カリフォルニア州裁判所:同性間の結婚はOK
以前ニューヨーク州の下級裁判所が、同性間の結婚を禁じた州法は州憲法違反であると判決を下したことを書いたが、昨日カリフォルニア州の下級裁判所も同様の判決を下した。同性結婚合法化に反対する団体は上告するつもりだが、まずはゲイ・レズビアンの人々と、彼らの権利を守る為に戦っているサンフランシスコのギャビン・ニューサム市長の勝利だ。
カリフォルニア州の婚姻法も、他州の婚姻法と同じように「結婚は男女間に存在する契約」であると定めている。同性カップル達とニューサム市長が、この婚姻法を無効にしてもらうべく訴訟を起こしたのだ。
クレイマー裁判官は、自分の選んだ相手と結婚する権利は、州民全てが持つ基本的権利であると断言。この権利を同性カップルから奪う婚姻法は、州憲法の「法の平等な保護を州民に保障する条項」に違反していると判決を下した。

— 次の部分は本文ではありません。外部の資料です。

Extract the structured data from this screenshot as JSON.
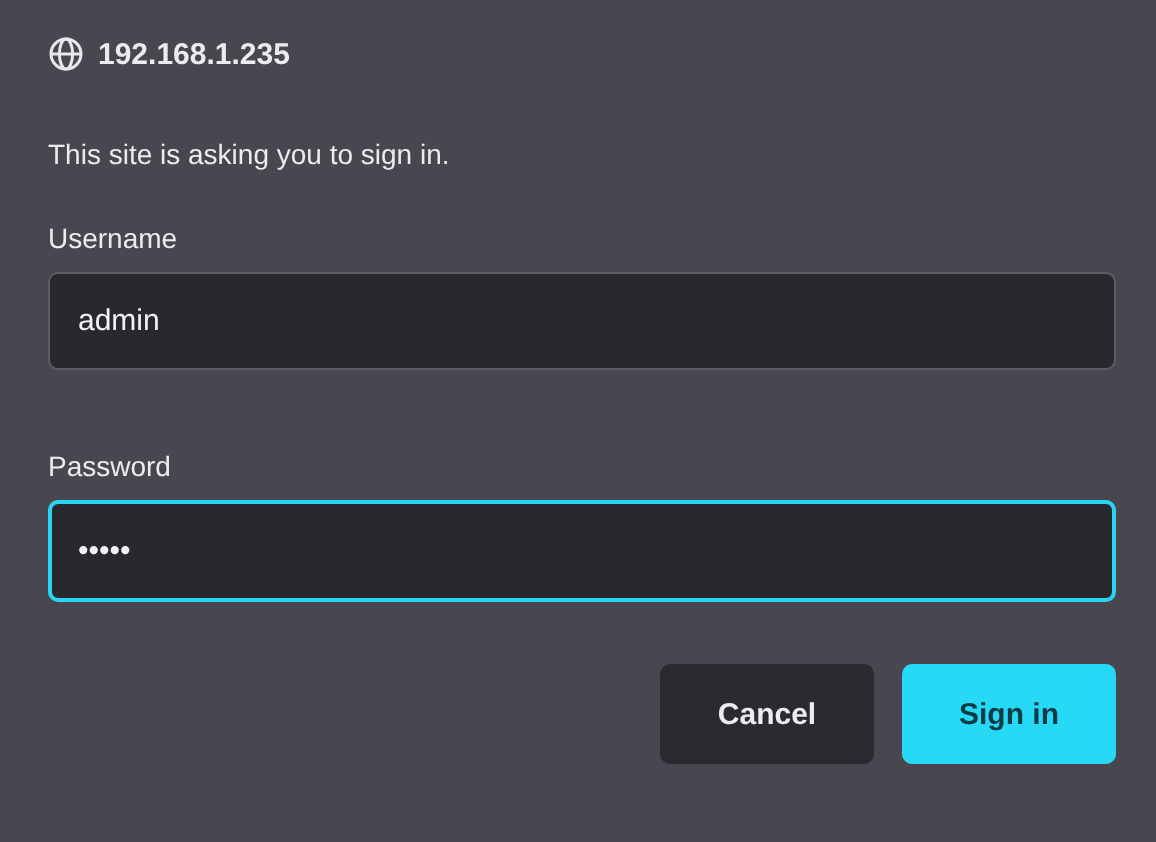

被告のカリフォルニア州及び同性結婚合法化反対派は、結婚を男女間に限らせる婚姻法を施行することにより、州は結婚の伝統を維持しているのだ、と主張した。しかし裁判官はこの主張を却下。「1948年、異人種間の結婚を禁止した婚姻法を正当化する為に州が使った言い訳も、『結婚の伝統を守る為』だった。」と述べた。(異人種間結婚を禁じた婚姻法は、違憲であるとして、1948年に州最高裁から無効にされた。)
同性結婚反対派はまた、婚姻法は子供を作るという結婚本来の目的を保持する役目も果たしている、とも主張。クレイマー裁判官はこの理論も退けた。「人は子供を作る為に結婚するのではない。」
この同性結婚を巡る戦いは州最高裁までもつれこむだろう。成り行きを見守っていきたい。